Pollice Verso

Peint et acheté par la maison Goupil en 1872, cette œuvre s’inscrit dans une série de peintures de Gérôme s’intéressant tout particulièrement au monde des jeux de cirque de la Rome antique. Pollice verso inspire encore aujourd’hui la représentation faussée que nous nous en faisons.

Un tableau à l’origine du mythe pollice verso

Le tableau met en scène deux gladiateurs dans l’arène du Colisée. Celui au sol, vaincu, est un rétiaire, un gladiateur qui se bat avec un trident, un poignard et un filet. Le vainqueur est un mirmillon, il est armé d’une épée, d’un bouclier et d’un casque. De son pied, il terrasse son adversaire mais son corps est tourné vers le public. Au premier rang, se trouve la loge de l’empereur et, à sa gauche, les vestales. Ces prêtresses de la déesse Vesta sont reconnaissables à leur robe et leur voile blancs. 

En réalisant cette œuvre Gérôme a engendré l’idée faussé du pouce baissé (polliceverso en latin) comme verdict donné par le public, les vestales et l’empereur pour voter la mort du vaincu. En réalité, la mort d’un gladiateur était très peu souvent donnée et elle était choisit par la personnalité qui représentait l’autorité en agitant un mouchoir. Pourtant, la réalité qui transparaît dans ce tableau a convaincu le public et continue d’inspirer les producteurs de péplum qui participent à la diffusion de ce mythe encore bien ancré dans nos esprits.

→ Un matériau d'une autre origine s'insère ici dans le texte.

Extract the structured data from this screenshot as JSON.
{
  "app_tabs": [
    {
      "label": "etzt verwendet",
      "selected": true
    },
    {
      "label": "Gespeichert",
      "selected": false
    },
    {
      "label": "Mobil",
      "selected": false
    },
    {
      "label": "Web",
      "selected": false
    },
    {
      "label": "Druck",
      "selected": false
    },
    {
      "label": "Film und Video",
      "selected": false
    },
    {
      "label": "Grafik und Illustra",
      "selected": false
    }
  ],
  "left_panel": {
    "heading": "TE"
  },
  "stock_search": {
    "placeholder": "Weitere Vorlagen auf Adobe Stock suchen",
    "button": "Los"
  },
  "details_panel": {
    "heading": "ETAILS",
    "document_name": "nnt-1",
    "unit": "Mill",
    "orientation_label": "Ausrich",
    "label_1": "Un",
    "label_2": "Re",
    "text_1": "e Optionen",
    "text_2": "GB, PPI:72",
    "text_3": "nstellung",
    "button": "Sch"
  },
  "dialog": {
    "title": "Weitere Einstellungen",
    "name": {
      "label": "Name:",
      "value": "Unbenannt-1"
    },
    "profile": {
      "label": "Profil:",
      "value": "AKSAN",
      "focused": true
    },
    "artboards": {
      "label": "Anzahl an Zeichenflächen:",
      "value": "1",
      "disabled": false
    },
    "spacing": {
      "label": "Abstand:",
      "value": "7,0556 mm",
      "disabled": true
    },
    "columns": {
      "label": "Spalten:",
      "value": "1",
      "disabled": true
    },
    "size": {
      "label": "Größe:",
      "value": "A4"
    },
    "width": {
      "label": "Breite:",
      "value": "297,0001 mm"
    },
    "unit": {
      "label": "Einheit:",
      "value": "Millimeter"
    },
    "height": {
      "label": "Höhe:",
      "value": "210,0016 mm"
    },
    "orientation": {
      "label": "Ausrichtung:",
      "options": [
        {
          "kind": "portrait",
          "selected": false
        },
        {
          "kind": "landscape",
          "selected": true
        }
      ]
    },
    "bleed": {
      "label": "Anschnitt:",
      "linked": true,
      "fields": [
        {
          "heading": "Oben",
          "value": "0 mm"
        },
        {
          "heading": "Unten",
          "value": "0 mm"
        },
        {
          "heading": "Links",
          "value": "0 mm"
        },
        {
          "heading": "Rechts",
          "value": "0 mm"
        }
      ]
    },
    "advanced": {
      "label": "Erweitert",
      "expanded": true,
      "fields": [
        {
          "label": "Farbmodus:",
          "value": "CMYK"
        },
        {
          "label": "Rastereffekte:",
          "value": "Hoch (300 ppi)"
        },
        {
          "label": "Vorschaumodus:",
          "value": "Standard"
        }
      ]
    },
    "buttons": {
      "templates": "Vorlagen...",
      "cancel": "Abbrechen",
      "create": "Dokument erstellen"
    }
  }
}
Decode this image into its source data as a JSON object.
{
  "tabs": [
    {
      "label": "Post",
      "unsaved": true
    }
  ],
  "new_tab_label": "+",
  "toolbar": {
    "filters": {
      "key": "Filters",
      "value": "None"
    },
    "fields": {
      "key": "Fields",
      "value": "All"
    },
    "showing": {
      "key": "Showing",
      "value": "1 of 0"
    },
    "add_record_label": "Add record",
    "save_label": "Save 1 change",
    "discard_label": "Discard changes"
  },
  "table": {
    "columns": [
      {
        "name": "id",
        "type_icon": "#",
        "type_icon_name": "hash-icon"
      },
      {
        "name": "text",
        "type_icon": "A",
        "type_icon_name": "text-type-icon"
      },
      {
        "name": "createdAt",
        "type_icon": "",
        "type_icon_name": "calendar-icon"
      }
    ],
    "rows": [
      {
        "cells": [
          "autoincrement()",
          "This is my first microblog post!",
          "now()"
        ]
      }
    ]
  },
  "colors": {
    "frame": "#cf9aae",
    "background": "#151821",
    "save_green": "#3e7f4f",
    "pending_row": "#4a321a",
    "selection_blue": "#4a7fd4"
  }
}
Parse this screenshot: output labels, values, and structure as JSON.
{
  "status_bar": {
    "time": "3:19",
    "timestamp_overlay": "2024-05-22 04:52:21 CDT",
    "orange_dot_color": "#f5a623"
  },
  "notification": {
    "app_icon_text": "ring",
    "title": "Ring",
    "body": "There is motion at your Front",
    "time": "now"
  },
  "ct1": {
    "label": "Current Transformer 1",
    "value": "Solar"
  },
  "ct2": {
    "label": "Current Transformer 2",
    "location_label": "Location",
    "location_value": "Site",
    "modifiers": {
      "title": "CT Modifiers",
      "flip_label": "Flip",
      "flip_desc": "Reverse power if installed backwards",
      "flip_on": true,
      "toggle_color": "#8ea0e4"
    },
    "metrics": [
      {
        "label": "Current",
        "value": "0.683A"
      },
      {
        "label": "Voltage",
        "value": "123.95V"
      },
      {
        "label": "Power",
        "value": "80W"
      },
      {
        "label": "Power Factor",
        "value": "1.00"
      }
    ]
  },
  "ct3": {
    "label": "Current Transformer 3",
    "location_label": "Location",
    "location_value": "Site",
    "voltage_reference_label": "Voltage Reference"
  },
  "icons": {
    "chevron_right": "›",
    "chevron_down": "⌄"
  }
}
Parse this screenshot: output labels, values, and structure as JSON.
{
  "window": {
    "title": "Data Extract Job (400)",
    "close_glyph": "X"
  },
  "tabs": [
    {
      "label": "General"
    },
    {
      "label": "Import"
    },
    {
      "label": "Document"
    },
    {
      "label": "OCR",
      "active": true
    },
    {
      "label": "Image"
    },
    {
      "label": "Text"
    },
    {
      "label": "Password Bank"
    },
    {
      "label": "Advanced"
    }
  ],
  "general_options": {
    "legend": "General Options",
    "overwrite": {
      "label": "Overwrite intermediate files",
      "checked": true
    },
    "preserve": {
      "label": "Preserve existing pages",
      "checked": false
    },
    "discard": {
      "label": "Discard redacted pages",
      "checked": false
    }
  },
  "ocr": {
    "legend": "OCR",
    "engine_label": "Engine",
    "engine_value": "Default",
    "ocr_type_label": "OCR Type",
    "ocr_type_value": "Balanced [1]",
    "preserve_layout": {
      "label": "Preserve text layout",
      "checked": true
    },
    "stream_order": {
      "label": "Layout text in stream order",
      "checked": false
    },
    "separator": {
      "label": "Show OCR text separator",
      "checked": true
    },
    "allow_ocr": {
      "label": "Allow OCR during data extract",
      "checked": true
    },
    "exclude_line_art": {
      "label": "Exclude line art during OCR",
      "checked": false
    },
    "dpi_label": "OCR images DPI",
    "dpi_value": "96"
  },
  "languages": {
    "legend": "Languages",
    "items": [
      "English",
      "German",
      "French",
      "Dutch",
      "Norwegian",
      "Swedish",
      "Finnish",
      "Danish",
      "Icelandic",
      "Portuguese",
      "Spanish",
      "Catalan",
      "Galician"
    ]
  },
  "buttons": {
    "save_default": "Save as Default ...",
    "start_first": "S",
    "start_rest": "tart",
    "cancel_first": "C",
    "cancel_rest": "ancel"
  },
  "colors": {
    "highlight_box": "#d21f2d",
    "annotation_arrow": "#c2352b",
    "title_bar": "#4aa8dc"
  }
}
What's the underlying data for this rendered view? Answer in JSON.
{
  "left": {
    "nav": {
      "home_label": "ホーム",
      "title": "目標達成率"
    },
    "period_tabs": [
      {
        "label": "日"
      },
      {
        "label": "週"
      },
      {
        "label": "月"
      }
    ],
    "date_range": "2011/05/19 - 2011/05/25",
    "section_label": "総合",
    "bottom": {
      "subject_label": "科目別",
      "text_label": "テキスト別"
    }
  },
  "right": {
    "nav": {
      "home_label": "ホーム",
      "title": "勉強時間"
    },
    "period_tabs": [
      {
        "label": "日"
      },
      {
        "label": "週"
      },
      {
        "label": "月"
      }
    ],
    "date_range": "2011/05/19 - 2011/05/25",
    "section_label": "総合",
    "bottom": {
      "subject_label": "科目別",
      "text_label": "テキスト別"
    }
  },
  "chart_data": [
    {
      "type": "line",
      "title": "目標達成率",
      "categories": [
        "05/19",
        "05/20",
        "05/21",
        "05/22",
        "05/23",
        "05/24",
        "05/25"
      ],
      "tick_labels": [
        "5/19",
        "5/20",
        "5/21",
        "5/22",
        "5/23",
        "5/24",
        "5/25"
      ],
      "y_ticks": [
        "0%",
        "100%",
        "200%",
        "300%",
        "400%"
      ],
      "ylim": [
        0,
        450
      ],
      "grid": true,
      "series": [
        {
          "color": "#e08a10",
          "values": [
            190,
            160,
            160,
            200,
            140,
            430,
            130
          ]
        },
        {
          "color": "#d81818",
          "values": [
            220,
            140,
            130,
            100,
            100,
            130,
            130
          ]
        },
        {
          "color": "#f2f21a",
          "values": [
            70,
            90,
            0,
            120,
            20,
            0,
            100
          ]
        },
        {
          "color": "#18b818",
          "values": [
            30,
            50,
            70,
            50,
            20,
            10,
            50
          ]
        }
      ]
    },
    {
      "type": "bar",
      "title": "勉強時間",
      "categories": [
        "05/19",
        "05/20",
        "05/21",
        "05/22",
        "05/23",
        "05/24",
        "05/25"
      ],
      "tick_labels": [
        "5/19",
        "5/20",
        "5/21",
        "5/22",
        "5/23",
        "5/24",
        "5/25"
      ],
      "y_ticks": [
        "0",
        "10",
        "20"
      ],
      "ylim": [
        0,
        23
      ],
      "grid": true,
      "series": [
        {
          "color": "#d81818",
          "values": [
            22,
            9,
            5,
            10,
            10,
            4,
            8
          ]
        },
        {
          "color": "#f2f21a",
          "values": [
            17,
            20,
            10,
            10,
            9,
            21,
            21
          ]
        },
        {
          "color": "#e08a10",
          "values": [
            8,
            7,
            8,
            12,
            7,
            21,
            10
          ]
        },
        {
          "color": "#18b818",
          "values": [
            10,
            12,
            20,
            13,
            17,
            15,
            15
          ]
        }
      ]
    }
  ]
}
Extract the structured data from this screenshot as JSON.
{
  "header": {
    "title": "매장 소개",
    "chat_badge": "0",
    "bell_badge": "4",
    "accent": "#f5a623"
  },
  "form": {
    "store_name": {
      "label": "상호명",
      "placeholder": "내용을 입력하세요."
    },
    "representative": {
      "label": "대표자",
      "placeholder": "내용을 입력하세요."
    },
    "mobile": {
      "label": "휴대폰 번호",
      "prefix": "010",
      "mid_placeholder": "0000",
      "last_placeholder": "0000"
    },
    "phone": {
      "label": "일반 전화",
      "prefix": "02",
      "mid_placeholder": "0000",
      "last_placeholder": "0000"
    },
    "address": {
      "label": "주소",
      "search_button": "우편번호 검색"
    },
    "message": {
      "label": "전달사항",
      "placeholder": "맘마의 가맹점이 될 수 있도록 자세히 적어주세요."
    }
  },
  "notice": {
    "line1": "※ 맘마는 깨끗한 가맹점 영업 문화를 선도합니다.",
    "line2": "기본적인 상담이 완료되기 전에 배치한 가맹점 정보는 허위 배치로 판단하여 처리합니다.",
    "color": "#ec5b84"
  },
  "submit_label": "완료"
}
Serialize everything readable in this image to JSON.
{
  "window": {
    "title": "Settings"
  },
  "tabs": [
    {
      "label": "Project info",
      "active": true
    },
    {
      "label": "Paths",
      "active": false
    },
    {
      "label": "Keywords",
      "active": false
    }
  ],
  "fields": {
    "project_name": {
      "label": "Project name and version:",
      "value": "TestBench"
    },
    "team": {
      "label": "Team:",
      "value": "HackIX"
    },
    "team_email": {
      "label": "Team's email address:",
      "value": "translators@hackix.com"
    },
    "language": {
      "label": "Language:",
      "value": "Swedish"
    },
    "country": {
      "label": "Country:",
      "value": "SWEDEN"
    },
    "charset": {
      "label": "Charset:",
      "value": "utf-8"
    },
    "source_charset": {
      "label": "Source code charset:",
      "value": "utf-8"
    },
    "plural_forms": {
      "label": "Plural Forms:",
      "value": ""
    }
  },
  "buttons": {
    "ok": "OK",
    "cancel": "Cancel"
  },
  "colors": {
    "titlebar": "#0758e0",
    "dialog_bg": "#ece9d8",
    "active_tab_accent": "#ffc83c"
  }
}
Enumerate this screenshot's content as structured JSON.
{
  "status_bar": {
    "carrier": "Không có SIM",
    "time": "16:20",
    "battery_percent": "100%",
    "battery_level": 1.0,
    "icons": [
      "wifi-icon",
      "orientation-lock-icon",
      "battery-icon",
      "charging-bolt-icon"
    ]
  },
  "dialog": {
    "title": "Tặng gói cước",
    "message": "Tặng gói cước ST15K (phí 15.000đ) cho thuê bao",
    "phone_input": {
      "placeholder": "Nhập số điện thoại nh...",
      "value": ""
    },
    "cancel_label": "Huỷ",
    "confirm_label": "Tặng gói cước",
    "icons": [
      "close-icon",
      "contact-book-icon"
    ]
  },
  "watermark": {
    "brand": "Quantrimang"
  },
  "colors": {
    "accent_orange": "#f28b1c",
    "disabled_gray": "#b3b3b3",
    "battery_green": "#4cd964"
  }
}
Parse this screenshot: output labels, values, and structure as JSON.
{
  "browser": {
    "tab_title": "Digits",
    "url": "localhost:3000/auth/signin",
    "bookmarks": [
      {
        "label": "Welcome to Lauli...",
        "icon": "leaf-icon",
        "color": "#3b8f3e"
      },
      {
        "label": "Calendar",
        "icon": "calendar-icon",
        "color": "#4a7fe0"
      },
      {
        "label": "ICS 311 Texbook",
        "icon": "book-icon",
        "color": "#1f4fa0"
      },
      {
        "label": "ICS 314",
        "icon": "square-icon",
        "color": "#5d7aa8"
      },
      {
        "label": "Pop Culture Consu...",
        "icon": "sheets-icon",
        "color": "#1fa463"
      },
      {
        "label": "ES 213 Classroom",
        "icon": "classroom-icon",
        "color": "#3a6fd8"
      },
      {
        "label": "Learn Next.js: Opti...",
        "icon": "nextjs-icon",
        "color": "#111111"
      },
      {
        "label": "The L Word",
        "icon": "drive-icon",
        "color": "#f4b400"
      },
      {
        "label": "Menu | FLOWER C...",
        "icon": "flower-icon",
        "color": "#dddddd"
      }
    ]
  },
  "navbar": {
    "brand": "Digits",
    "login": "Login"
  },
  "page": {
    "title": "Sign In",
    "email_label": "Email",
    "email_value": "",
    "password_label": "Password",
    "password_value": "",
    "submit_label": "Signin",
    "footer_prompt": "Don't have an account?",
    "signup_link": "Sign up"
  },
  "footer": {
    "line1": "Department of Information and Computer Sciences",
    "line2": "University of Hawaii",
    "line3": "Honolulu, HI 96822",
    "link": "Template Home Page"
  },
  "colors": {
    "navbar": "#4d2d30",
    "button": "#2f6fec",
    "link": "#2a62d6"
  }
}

Jean-Léon Gérôme, grand peintre et gendre de Goupil

Grand passionné de l’Orient, Jean-Léon Gérôme (1824 - 1904) est une des figures majeures de la scène artistique française de la seconde moitié du 19e siècle. Il est connu pour ses scènes historiques très réalistes. Il débute son apprentissage dans l’atelier de Paul Delaroche et se fait connaitre à partir de 1847 lorsqu’il expose au Salon Jeunes Grecs faisant battre des coqs. 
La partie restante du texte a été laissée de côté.